App.listenon(PORT) and console.log running on http://localhost:PORT like that. All right, so here we go, let's see if this works. I'm gonna open my terminal here and I'm going to say node server.js. It's running on port 3000. Get a nice little front end here, put in number 39, click Search.

And this should have returned already, so what happened? Here we can see it's not working. Where'd my code go, here. So I'm getting an unhandled promise error. CommentRes is not defined. CommentRes and I put commentRes. So yeah, I called this commentsRes in this commentRes, you just got to make sure that they're called the same variable name.

So I'll stop and start my server again. It doesn't automatically refresh your code so you have to stop and start it every single time. And let's go back to where's my Firefox, refresh the page, search and there we go. So you can see we get status ok. Board, this is the board information.

It's the coffee board. It's got a board description. And you can see here, here are all the comments. And you can see here some of these have polls attached to them, some of them have YouTube videos, all sorts of fun stuff. One of the things I'll throw out here is that I did the join on rich content.

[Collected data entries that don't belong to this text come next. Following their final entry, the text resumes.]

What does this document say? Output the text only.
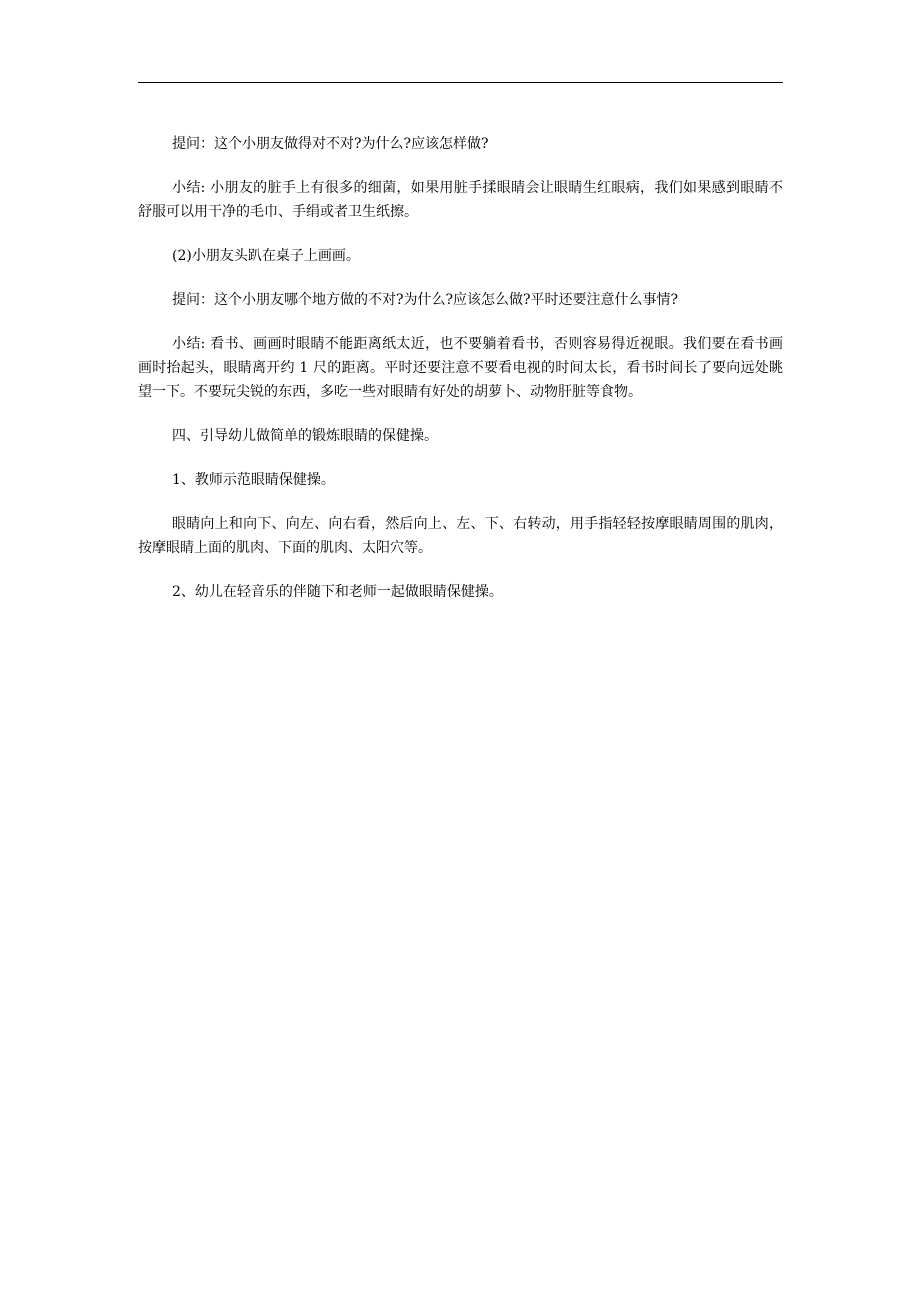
提问：这个小朋友做得对不对?为什么?应该怎样做?

小结: 小朋友的脏手上有很多的细菌，如果用脏手揉眼睛会让眼睛生红眼病，我们如果感到眼睛不舒服可以用干净的毛巾、手绢或者卫生纸擦。

(2)小朋友头趴在桌子上画画。

提问：这个小朋友哪个地方做的不对?为什么?应该怎么做?平时还要注意什么事情?

小结: 看书、画画时眼睛不能距离纸太近，也不要躺着看书，否则容易得近视眼。我们要在看书画画时抬起头，眼睛离开约 1 尺的距离。平时还要注意不要看电视的时间太长，看书时间长了要向远处眺望一下。不要玩尖锐的东西，多吃一些对眼睛有好处的胡萝卜、动物肝脏等食物。

四、引导幼儿做简单的锻炼眼睛的保健操。

1、教师示范眼睛保健操。

眼睛向上和向下、向左、向右看，然后向上、左、下、右转动，用手指轻轻按摩眼睛周围的肌肉，按摩眼睛上面的肌肉、下面的肌肉、太阳穴等。

2、幼儿在轻音乐的伴随下和老师一起做眼睛保健操。
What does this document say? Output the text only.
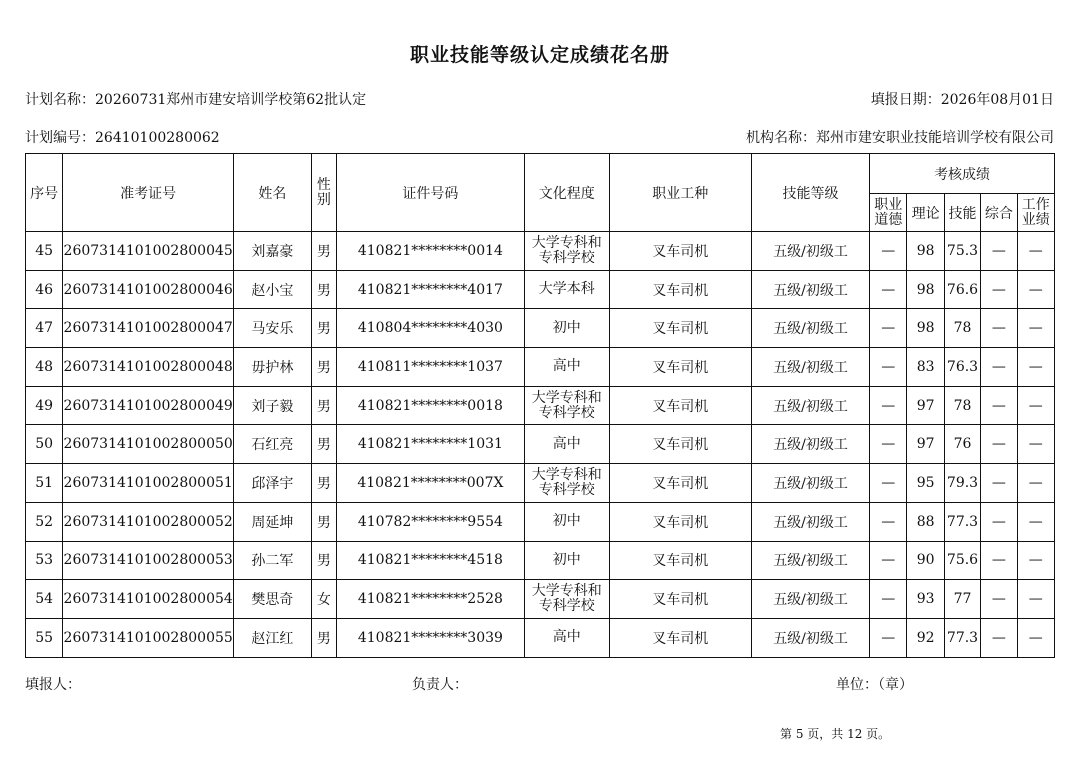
职业技能等级认定成绩花名册
计划名称：20260731郑州市建安培训学校第62批认定	填报日期：2026年08月01日
计划编号：26410100280062	机构名称：郑州市建安职业技能培训学校有限公司
序号	准考证号	姓名	性别	证件号码	文化程度	职业工种	技能等级	考核成绩				
								职业道德	理论	技能	综合	工作业绩
45	2607314101002800045	刘嘉豪	男	410821********0014	大学专科和专科学校	叉车司机	五级/初级工	—	98	75.3	—	—
46	2607314101002800046	赵小宝	男	410821********4017	大学本科	叉车司机	五级/初级工	—	98	76.6	—	—
47	2607314101002800047	马安乐	男	410804********4030	初中	叉车司机	五级/初级工	—	98	78	—	—
48	2607314101002800048	毋护林	男	410811********1037	高中	叉车司机	五级/初级工	—	83	76.3	—	—
49	2607314101002800049	刘子毅	男	410821********0018	大学专科和专科学校	叉车司机	五级/初级工	—	97	78	—	—
50	2607314101002800050	石红亮	男	410821********1031	高中	叉车司机	五级/初级工	—	97	76	—	—
51	2607314101002800051	邱泽宇	男	410821********007X	大学专科和专科学校	叉车司机	五级/初级工	—	95	79.3	—	—
52	2607314101002800052	周延坤	男	410782********9554	初中	叉车司机	五级/初级工	—	88	77.3	—	—
53	2607314101002800053	孙二军	男	410821********4518	初中	叉车司机	五级/初级工	—	90	75.6	—	—
54	2607314101002800054	樊思奇	女	410821********2528	大学专科和专科学校	叉车司机	五级/初级工	—	93	77	—	—
55	2607314101002800055	赵江红	男	410821********3039	高中	叉车司机	五级/初级工	—	92	77.3	—	—
填报人：	负责人：	单位：（章）
第 5 页，共 12 页。
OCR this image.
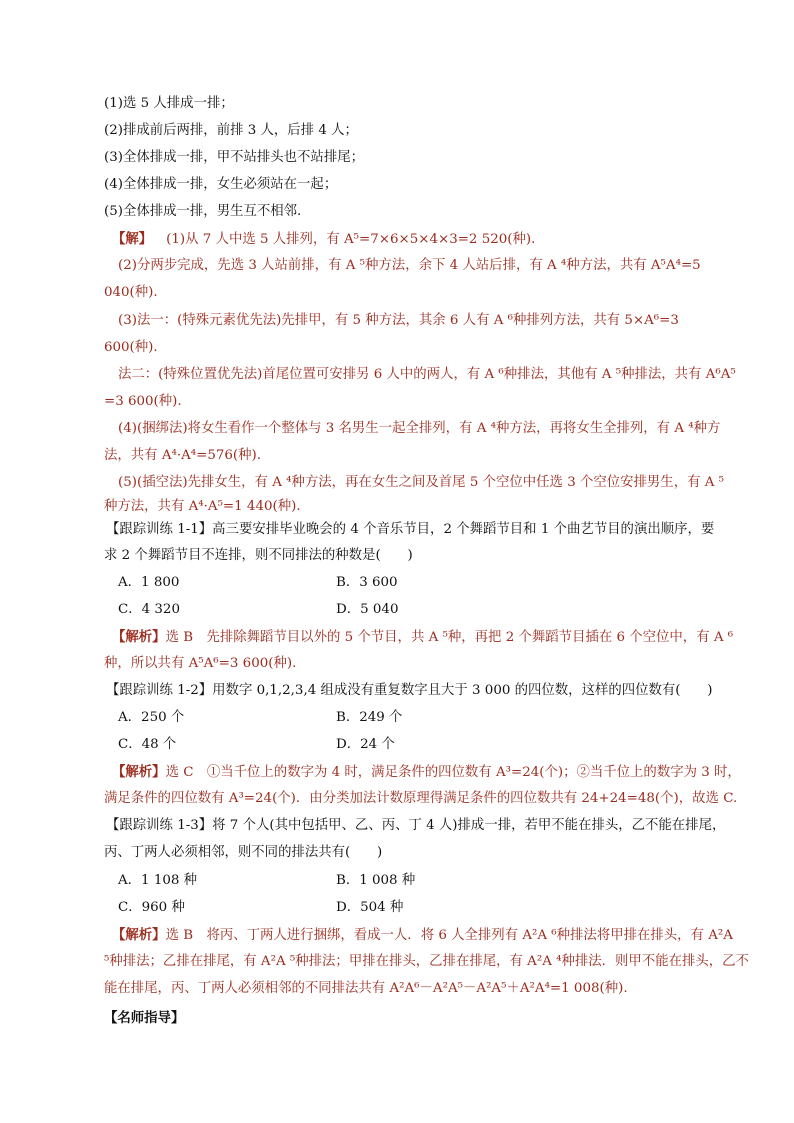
(1)选 5 人排成一排；
(2)排成前后两排，前排 3 人，后排 4 人；
(3)全体排成一排，甲不站排头也不站排尾；
(4)全体排成一排，女生必须站在一起；
(5)全体排成一排，男生互不相邻.
【解】 (1)从 7 人中选 5 人排列，有 A⁵=7×6×5×4×3=2 520(种).
(2)分两步完成，先选 3 人站前排，有 A ⁵种方法，余下 4 人站后排，有 A ⁴种方法，共有 A⁵A⁴=5
040(种).
(3)法一：(特殊元素优先法)先排甲，有 5 种方法，其余 6 人有 A ⁶种排列方法，共有 5×A⁶=3
600(种).
法二：(特殊位置优先法)首尾位置可安排另 6 人中的两人，有 A ⁶种排法，其他有 A ⁵种排法，共有 A⁶A⁵
=3 600(种).
(4)(捆绑法)将女生看作一个整体与 3 名男生一起全排列，有 A ⁴种方法，再将女生全排列，有 A ⁴种方
法，共有 A⁴·A⁴=576(种).
(5)(插空法)先排女生，有 A ⁴种方法，再在女生之间及首尾 5 个空位中任选 3 个空位安排男生，有 A ⁵
种方法，共有 A⁴·A⁵=1 440(种).
【跟踪训练 1-1】高三要安排毕业晚会的 4 个音乐节目，2 个舞蹈节目和 1 个曲艺节目的演出顺序，要
求 2 个舞蹈节目不连排，则不同排法的种数是(　　)
A．1 800	B．3 600
C．4 320	D．5 040
【解析】选 B　先排除舞蹈节目以外的 5 个节目，共 A ⁵种，再把 2 个舞蹈节目插在 6 个空位中，有 A ⁶
种，所以共有 A⁵A⁶=3 600(种).
【跟踪训练 1-2】用数字 0,1,2,3,4 组成没有重复数字且大于 3 000 的四位数，这样的四位数有(　　)
A．250 个	B．249 个
C．48 个	D．24 个
【解析】选 C　①当千位上的数字为 4 时，满足条件的四位数有 A³=24(个)；②当千位上的数字为 3 时，
满足条件的四位数有 A³=24(个)．由分类加法计数原理得满足条件的四位数共有 24+24=48(个)，故选 C.
【跟踪训练 1-3】将 7 个人(其中包括甲、乙、丙、丁 4 人)排成一排，若甲不能在排头，乙不能在排尾，
丙、丁两人必须相邻，则不同的排法共有(　　)
A．1 108 种	B．1 008 种
C．960 种	D．504 种
【解析】选 B　将丙、丁两人进行捆绑，看成一人．将 6 人全排列有 A²A ⁶种排法将甲排在排头，有 A²A
⁵种排法；乙排在排尾，有 A²A ⁵种排法；甲排在排头，乙排在排尾，有 A²A ⁴种排法．则甲不能在排头，乙不
能在排尾，丙、丁两人必须相邻的不同排法共有 A²A⁶－A²A⁵－A²A⁵＋A²A⁴=1 008(种).
【名师指导】
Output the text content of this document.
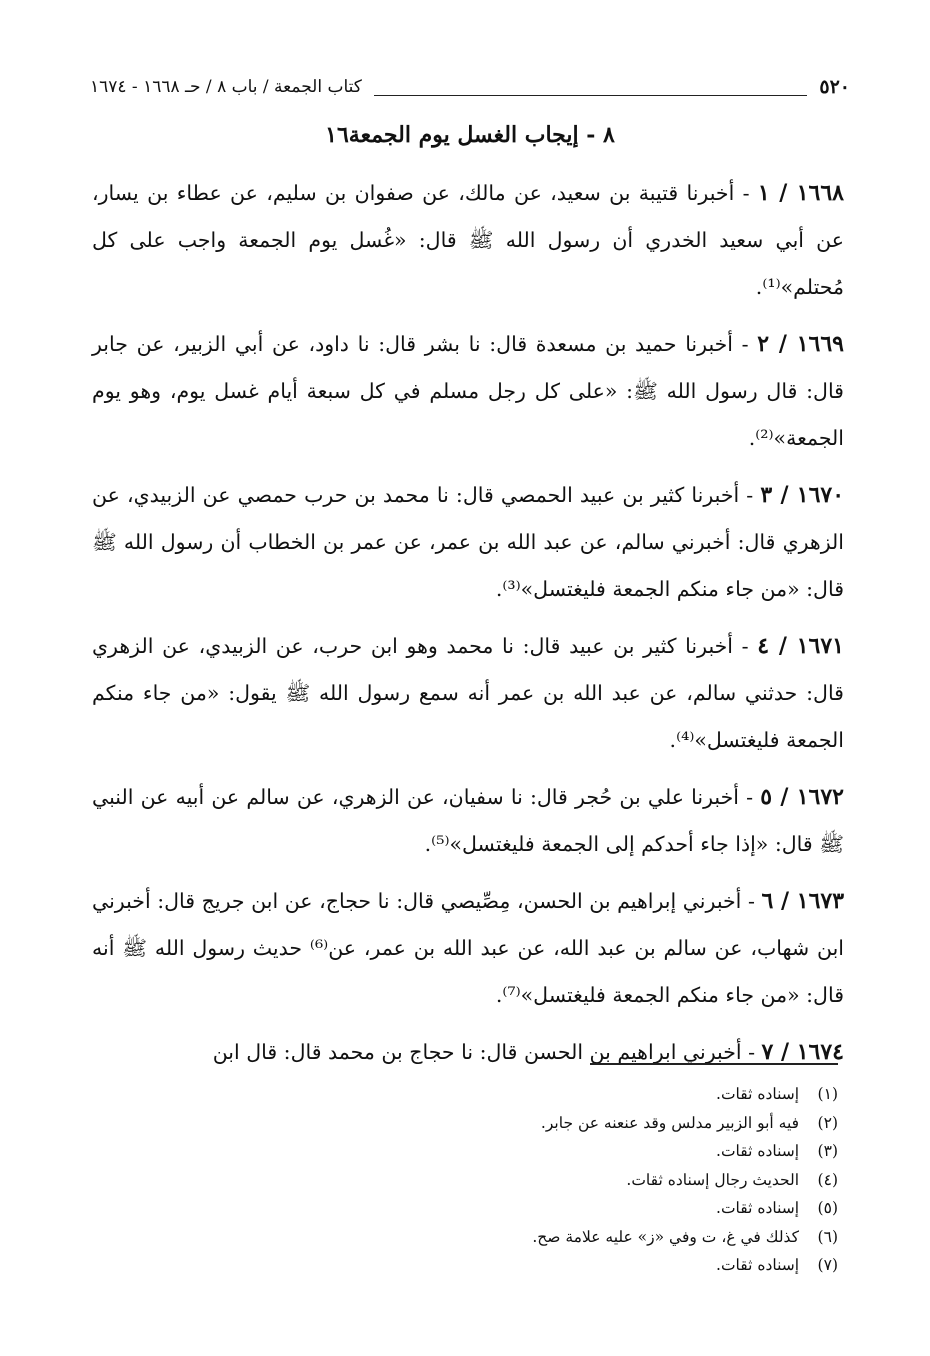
٥٢٠
كتاب الجمعة / باب ٨ / حـ ١٦٦٨ - ١٦٧٤
٨ - إيجاب الغسل يوم الجمعة١٦

١٦٦٨ / ١ - أخبرنا قتيبة بن سعيد، عن مالك، عن صفوان بن سليم، عن عطاء بن يسار، عن أبي سعيد الخدري أن رسول الله ﷺ قال: «غُسل يوم الجمعة واجب على كل مُحتلم»⁽¹⁾.

١٦٦٩ / ٢ - أخبرنا حميد بن مسعدة قال: نا بشر قال: نا داود، عن أبي الزبير، عن جابر قال: قال رسول الله ﷺ: «على كل رجل مسلم في كل سبعة أيام غسل يوم، وهو يوم الجمعة»⁽²⁾.

١٦٧٠ / ٣ - أخبرنا كثير بن عبيد الحمصي قال: نا محمد بن حرب حمصي عن الزبيدي، عن الزهري قال: أخبرني سالم، عن عبد الله بن عمر، عن عمر بن الخطاب أن رسول الله ﷺ قال: «من جاء منكم الجمعة فليغتسل»⁽³⁾.

١٦٧١ / ٤ - أخبرنا كثير بن عبيد قال: نا محمد وهو ابن حرب، عن الزبيدي، عن الزهري قال: حدثني سالم، عن عبد الله بن عمر أنه سمع رسول الله ﷺ يقول: «من جاء منكم الجمعة فليغتسل»⁽⁴⁾.

١٦٧٢ / ٥ - أخبرنا علي بن حُجر قال: نا سفيان، عن الزهري، عن سالم عن أبيه عن النبي ﷺ قال: «إذا جاء أحدكم إلى الجمعة فليغتسل»⁽⁵⁾.

١٦٧٣ / ٦ - أخبرني إبراهيم بن الحسن، مِصِّيصي قال: نا حجاج، عن ابن جريج قال: أخبرني ابن شهاب، عن سالم بن عبد الله، عن عبد الله بن عمر، عن⁽⁶⁾ حديث رسول الله ﷺ أنه قال: «من جاء منكم الجمعة فليغتسل»⁽⁷⁾.

١٦٧٤ / ٧ - أخبرني ابراهيم بن الحسن قال: نا حجاج بن محمد قال: قال ابن

(١) إسناده ثقات.
(٢) فيه أبو الزبير مدلس وقد عنعنه عن جابر.
(٣) إسناده ثقات.
(٤) الحديث رجال إسناده ثقات.
(٥) إسناده ثقات.
(٦) كذلك في غ، ت وفي «ز» عليه علامة صح.
(٧) إسناده ثقات.
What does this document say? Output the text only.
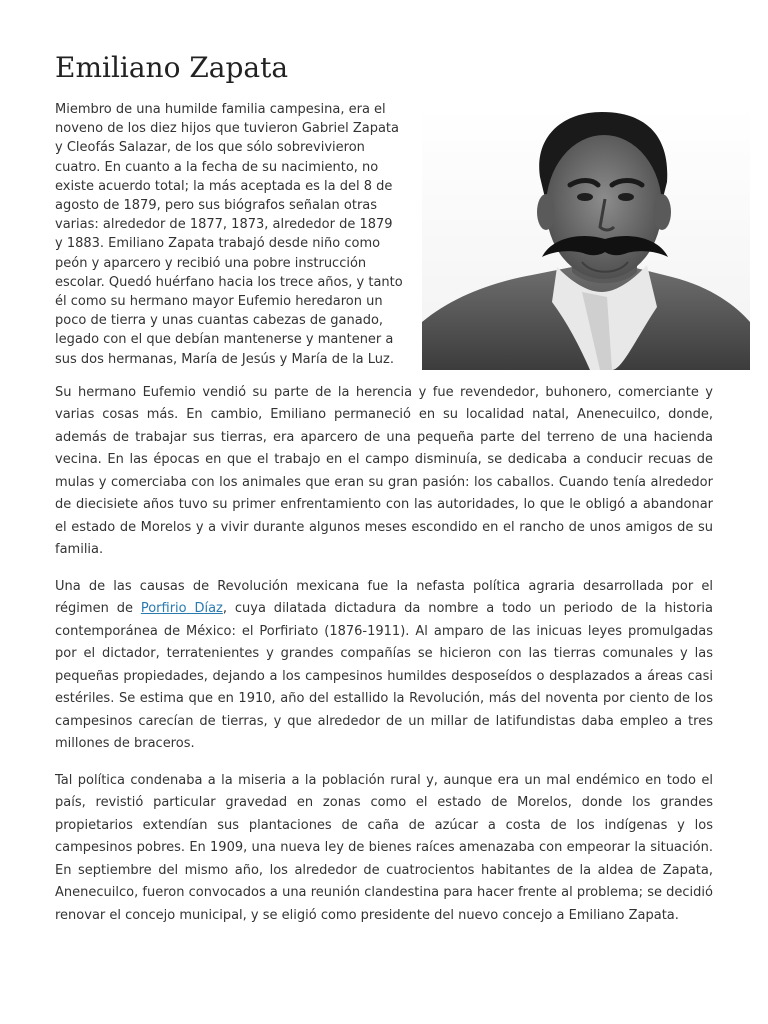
Emiliano Zapata

Miembro de una humilde familia campesina, era el noveno de los diez hijos que tuvieron Gabriel Zapata y Cleofás Salazar, de los que sólo sobrevivieron cuatro. En cuanto a la fecha de su nacimiento, no existe acuerdo total; la más aceptada es la del 8 de agosto de 1879, pero sus biógrafos señalan otras varias: alrededor de 1877, 1873, alrededor de 1879 y 1883. Emiliano Zapata trabajó desde niño como peón y aparcero y recibió una pobre instrucción escolar. Quedó huérfano hacia los trece años, y tanto él como su hermano mayor Eufemio heredaron un poco de tierra y unas cuantas cabezas de ganado, legado con el que debían mantenerse y mantener a sus dos hermanas, María de Jesús y María de la Luz.

Su hermano Eufemio vendió su parte de la herencia y fue revendedor, buhonero, comerciante y varias cosas más. En cambio, Emiliano permaneció en su localidad natal, Anenecuilco, donde, además de trabajar sus tierras, era aparcero de una pequeña parte del terreno de una hacienda vecina. En las épocas en que el trabajo en el campo disminuía, se dedicaba a conducir recuas de mulas y comerciaba con los animales que eran su gran pasión: los caballos. Cuando tenía alrededor de diecisiete años tuvo su primer enfrentamiento con las autoridades, lo que le obligó a abandonar el estado de Morelos y a vivir durante algunos meses escondido en el rancho de unos amigos de su familia.

Una de las causas de Revolución mexicana fue la nefasta política agraria desarrollada por el régimen de Porfirio Díaz, cuya dilatada dictadura da nombre a todo un periodo de la historia contemporánea de México: el Porfiriato (1876-1911). Al amparo de las inicuas leyes promulgadas por el dictador, terratenientes y grandes compañías se hicieron con las tierras comunales y las pequeñas propiedades, dejando a los campesinos humildes desposeídos o desplazados a áreas casi estériles. Se estima que en 1910, año del estallido la Revolución, más del noventa por ciento de los campesinos carecían de tierras, y que alrededor de un millar de latifundistas daba empleo a tres millones de braceros.

Tal política condenaba a la miseria a la población rural y, aunque era un mal endémico en todo el país, revistió particular gravedad en zonas como el estado de Morelos, donde los grandes propietarios extendían sus plantaciones de caña de azúcar a costa de los indígenas y los campesinos pobres. En 1909, una nueva ley de bienes raíces amenazaba con empeorar la situación. En septiembre del mismo año, los alrededor de cuatrocientos habitantes de la aldea de Zapata, Anenecuilco, fueron convocados a una reunión clandestina para hacer frente al problema; se decidió renovar el concejo municipal, y se eligió como presidente del nuevo concejo a Emiliano Zapata.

You'll notice that some of these, see if I can show you one of them. Yeah, comment id 351 351. This thing had two different rich content associated with it. So it actually returns this twice, right? Because it's doing that join. In my code, I'd have to go through and de-duplicate this down into one thing or aggregate them in some particular way.

You could do some sort of like group by, without would be possible as well. I just didn't do that right now, just in your code, you would have to handle two different comment IDs coming back with both different kinds of rich content.